Olímpia não pensava muito no próprio destino. Seguia a vida como se o dia de hoje fosse acabar amanhã e não tecia para si mais do que um ou dois planos para o que tinha que fazer no dia seguinte. Ir ao supermercado, pagar as contas, fazer o relatório do trabalho. Podia dizer que se sobrevivia na vida, era por sorte, não por planejamento. Mas podia se vangloriar de que vivia intensamente cada instante e agradecia a Deus ou deuses ou destino ou sorte ou o que quer que seja que trazia para ela pequenos prêmios.

O último destes presentes ela encontrou num café, entre um expediente e outro do trabalho, num almoço apressado. Ele ofereceu a única cadeira vazia do lugar. Ela aceitou e ali mesmo perdeu seu coração e começou a se preocupar com o tinha pela frente.
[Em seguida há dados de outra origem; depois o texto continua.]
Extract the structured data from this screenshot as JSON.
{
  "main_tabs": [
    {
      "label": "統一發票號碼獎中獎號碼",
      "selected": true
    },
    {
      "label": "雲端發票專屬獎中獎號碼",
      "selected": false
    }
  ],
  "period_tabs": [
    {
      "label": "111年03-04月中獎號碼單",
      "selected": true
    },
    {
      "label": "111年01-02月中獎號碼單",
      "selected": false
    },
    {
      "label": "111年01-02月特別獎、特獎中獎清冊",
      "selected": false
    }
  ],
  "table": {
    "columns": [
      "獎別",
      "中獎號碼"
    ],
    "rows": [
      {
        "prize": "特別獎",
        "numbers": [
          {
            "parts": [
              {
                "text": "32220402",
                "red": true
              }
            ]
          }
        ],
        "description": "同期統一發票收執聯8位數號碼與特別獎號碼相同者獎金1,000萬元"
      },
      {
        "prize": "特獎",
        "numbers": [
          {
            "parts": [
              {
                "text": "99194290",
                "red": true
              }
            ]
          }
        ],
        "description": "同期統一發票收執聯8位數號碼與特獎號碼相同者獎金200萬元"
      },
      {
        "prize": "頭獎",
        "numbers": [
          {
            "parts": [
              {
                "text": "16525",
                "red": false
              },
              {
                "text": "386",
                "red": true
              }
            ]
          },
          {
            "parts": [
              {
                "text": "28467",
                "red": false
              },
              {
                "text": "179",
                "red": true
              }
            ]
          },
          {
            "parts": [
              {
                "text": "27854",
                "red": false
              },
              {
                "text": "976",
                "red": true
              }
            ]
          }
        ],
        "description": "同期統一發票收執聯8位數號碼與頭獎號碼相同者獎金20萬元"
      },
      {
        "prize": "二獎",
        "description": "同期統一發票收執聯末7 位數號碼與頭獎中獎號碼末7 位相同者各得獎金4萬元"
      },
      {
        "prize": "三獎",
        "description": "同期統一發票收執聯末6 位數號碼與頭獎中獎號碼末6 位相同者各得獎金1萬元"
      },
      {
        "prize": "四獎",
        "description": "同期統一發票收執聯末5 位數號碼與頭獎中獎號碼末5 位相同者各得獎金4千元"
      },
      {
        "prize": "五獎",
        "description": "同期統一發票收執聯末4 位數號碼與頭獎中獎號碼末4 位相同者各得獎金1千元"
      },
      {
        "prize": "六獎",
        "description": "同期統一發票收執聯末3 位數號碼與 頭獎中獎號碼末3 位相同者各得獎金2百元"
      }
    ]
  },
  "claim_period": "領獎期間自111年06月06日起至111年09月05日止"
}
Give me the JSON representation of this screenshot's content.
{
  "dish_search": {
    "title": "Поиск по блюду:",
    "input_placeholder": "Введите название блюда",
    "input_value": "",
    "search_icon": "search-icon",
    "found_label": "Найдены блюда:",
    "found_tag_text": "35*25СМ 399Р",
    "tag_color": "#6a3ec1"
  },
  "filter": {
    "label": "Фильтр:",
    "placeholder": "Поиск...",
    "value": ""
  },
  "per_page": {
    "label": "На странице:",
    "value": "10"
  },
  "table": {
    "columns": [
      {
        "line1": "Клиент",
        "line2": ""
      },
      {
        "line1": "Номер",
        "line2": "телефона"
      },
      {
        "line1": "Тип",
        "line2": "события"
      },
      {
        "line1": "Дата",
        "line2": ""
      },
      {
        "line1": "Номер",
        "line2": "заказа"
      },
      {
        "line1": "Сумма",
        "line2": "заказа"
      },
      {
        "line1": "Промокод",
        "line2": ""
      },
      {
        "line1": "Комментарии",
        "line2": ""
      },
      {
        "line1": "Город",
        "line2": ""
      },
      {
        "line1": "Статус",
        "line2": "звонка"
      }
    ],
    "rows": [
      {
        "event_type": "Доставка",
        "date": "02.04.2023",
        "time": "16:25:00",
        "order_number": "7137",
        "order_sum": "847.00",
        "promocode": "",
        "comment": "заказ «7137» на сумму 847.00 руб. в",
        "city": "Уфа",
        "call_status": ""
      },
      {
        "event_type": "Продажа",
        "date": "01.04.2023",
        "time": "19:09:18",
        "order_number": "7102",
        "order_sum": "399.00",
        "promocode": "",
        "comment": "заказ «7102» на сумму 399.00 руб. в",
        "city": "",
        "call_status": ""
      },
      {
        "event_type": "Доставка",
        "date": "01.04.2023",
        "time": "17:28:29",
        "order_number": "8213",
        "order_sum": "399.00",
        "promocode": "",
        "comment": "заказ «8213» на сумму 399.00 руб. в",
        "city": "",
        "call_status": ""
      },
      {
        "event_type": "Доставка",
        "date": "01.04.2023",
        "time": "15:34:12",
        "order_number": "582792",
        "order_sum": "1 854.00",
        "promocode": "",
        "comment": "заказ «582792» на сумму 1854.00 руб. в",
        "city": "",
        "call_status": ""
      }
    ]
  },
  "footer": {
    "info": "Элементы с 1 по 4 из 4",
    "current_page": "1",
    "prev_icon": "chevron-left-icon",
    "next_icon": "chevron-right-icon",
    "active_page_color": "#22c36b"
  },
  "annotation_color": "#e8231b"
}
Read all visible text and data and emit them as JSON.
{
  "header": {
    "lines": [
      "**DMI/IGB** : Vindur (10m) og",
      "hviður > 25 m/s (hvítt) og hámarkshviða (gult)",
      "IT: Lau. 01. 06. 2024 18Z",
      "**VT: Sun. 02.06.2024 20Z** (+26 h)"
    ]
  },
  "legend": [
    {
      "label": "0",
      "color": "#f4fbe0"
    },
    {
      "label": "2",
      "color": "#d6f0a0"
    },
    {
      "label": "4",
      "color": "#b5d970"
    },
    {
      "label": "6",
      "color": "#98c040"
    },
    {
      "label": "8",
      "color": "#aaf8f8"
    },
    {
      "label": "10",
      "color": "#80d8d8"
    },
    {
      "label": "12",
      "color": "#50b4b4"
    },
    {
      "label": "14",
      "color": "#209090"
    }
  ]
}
Começou a contar os dias de trabalho, as horas de solidão e os minutos que faltavam para se encontrar com ele mais uma vez.

Voltava ao café todos os dias, sentava na mesma mesa e encontrava com os olhos o rapaz de cabelos desarrumados e óculos tortos. Sentavam juntos, falavam muito, comiam pouco. Somente durante os dias da semana. Em sua inocência, este tempo bastava.

Mas aos poucos, Olímpia encontrava motivos para planejar mais que o amanhã. Nela, cresceu um desejo maior que ela mesma, uma necessidade que vinha de outro lado que não só o de dentro. Olímpia queria agradar o outro, aconchegar o outro e guardar para sempre a sensação que tinha todos os dias naquele café. Queria levar para casa, queria ampliar para a vida, queria planos, queria filhos.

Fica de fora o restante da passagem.